I could use some help with a tidyverse solution to this question.
I'm working with a large dataset that has 20 binary cancer outcomes (cancer_{cancertype}), as well as corresponding ages ({cancertype}_age). Some individuals are missing cancer phenotype information - I would like to set the age variables for each cancer type to NA if the cancer phenotype is missing.
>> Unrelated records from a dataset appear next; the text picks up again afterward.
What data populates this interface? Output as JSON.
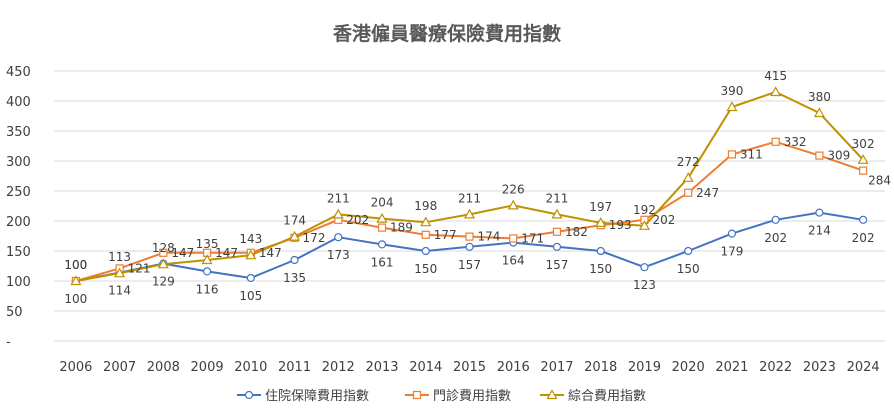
{
  "chart_data": {
    "type": "line",
    "title": "香港僱員醫療保險費用指數",
    "xlabel": "",
    "ylabel": "",
    "ylim": [
      0,
      450
    ],
    "yticks": [
      0,
      50,
      100,
      150,
      200,
      250,
      300,
      350,
      400,
      450
    ],
    "ytick_labels": [
      "-",
      "50",
      "100",
      "150",
      "200",
      "250",
      "300",
      "350",
      "400",
      "450"
    ],
    "grid": true,
    "legend_position": "bottom",
    "categories": [
      "2006",
      "2007",
      "2008",
      "2009",
      "2010",
      "2011",
      "2012",
      "2013",
      "2014",
      "2015",
      "2016",
      "2017",
      "2018",
      "2019",
      "2020",
      "2021",
      "2022",
      "2023",
      "2024"
    ],
    "series": [
      {
        "name": "住院保障費用指數",
        "color": "#4472c4",
        "marker": "circle",
        "values": [
          100,
          114,
          129,
          116,
          105,
          135,
          173,
          161,
          150,
          157,
          164,
          157,
          150,
          123,
          150,
          179,
          202,
          214,
          202
        ]
      },
      {
        "name": "門診費用指數",
        "color": "#ed7d31",
        "marker": "square",
        "values": [
          100,
          121,
          147,
          147,
          147,
          172,
          202,
          189,
          177,
          174,
          171,
          182,
          193,
          202,
          247,
          311,
          332,
          309,
          284
        ]
      },
      {
        "name": "綜合費用指數",
        "color": "#bf9000",
        "marker": "triangle",
        "values": [
          100,
          113,
          128,
          135,
          143,
          174,
          211,
          204,
          198,
          211,
          226,
          211,
          197,
          192,
          272,
          390,
          415,
          380,
          302
        ]
      }
    ]
  }
}
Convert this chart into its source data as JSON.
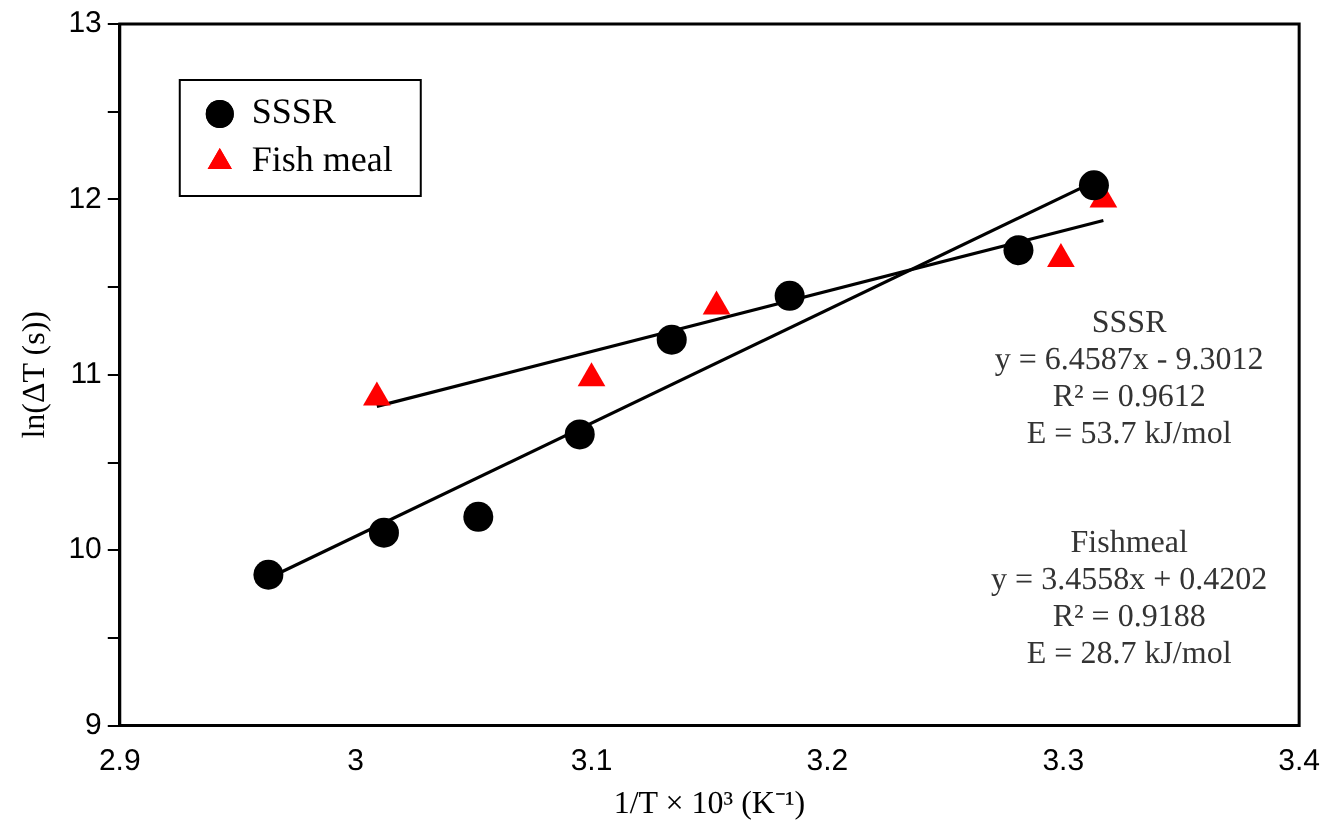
{
  "chart_data": {
    "type": "scatter",
    "xlabel": "1/T × 10³ (K⁻¹)",
    "ylabel": "ln(ΔT (s))",
    "xlim": [
      2.9,
      3.4
    ],
    "xticks": [
      2.9,
      3,
      3.1,
      3.2,
      3.3,
      3.4
    ],
    "ylim": [
      9,
      13
    ],
    "yticks": [
      9,
      {
        "value": 9.5,
        "label": null
      },
      10,
      {
        "value": 10.5,
        "label": null
      },
      11,
      {
        "value": 11.5,
        "label": null
      },
      12,
      {
        "value": 12.5,
        "label": null
      },
      13
    ],
    "grid": false,
    "legend": "top left",
    "series": [
      {
        "name": "SSSR",
        "color": "#000000",
        "marker": "circle",
        "x": [
          2.963,
          3.012,
          3.052,
          3.095,
          3.134,
          3.184,
          3.281,
          3.313
        ],
        "values": [
          9.86,
          10.1,
          10.19,
          10.66,
          11.2,
          11.45,
          11.71,
          12.08
        ]
      },
      {
        "name": "Fish meal",
        "color": "#ff0000",
        "marker": "triangle",
        "x": [
          3.009,
          3.1,
          3.153,
          3.299,
          3.317
        ],
        "values": [
          10.87,
          10.98,
          11.39,
          11.66,
          12.0
        ]
      },
      {
        "type": "line",
        "color": "#000000",
        "marker": "none",
        "x": [
          2.963,
          3.313
        ],
        "values": [
          9.84,
          12.1
        ]
      },
      {
        "type": "line",
        "color": "#000000",
        "marker": "none",
        "x": [
          3.009,
          3.317
        ],
        "values": [
          10.82,
          11.88
        ]
      }
    ],
    "annotations": [
      "SSSR\ny = 6.4587x - 9.3012\nR² = 0.9612\nE = 53.7 kJ/mol",
      "Fishmeal\ny = 3.4558x + 0.4202\nR² = 0.9188\nE = 28.7 kJ/mol"
    ]
  }
}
I've been trying to implement mutate(across()), but am having some issues specifying the appropriate arguments.
# load tidyverse lib
library(tidyverse)
# Set seed for reproducibility
set.seed(42)
# generate dataframe
cancer_ds <- data.frame(id = 1000:1009,
cancer_a = rep(0:1, length = 10),
cancer_b = c(rep(0, 3), NA, NA, 1, NA, rep(1, 3)),
cancer_c = c(rep(0:1, each = 2, len = 6), rep(NA, 4)),
a_age = sample(30:60, 10, FALSE),
b_age = sample(30:60, 10, FALSE),
c_age = sample(30:60, 10, FALSE)
)
cancer_ds
cancer_list <- paste("cancer",letters[seq(1:3)], sep = "_" )
cancer_list
# attempted code
out_ds <- cancer_ds %>%
mutate(across(ends_with("age"), ~replace(is.na(cancer_list)))
# expected output dataset
out_ds_exp <- cancer_ds %>%
mutate(b_age = ifelse(b_age %in% c("43", "49", "47"), NA, b_age),
c_age = ifelse(c_age %in% c("49", "31", "37", "32"), NA, c_age))
out_ds_exp
Any help is appreciated! Thanks.
CodePudding user response:
Here is an option.
cancer_ds %>%
rename_with(~ str_replace_all(.x, "([a-z])_([a-z]{2,})", "\\2_\\1")) %>%
pivot_longer(-id, names_to = c(".value", "grp"), names_sep = "_") %>%
mutate(age = if_else(is.na(cancer), NA_integer_, age)) %>%
pivot_wider(names_from = grp, values_from = c(cancer, age))
## A tibble: 10 x 7
# id cancer_a cancer_b cancer_c age_a age_b age_c
# <int> <dbl> <dbl> <dbl> <int> <int> <int>
# 1 1000 0 0 0 46 33 54
# 2 1001 1 0 0 34 54 56
# 3 1002 0 0 1 30 34 33
# 4 1003 1 NA 1 54 NA 34
# 5 1004 0 NA 0 39 NA 42
# 6 1005 1 1 0 33 55 57
# 7 1006 0 NA NA 47 NA NA
# 8 1007 1 1 NA 60 44 NA
# 9 1008 0 1 NA 44 32 NA
#10 1009 1 1 NA 36 38 NA
Explanation: We first fix the inconsistent column names using rename_with
: you have both "<what>_<group>"
(e.g. "cancer_a") and "<group>_<what>"
(e.g. "a_age"); then it's a simple matter of reshaping multiple paired columns from wide to long. We can then replace age
values with NA
s if cancer
is NA
before reshaping back from long to wide.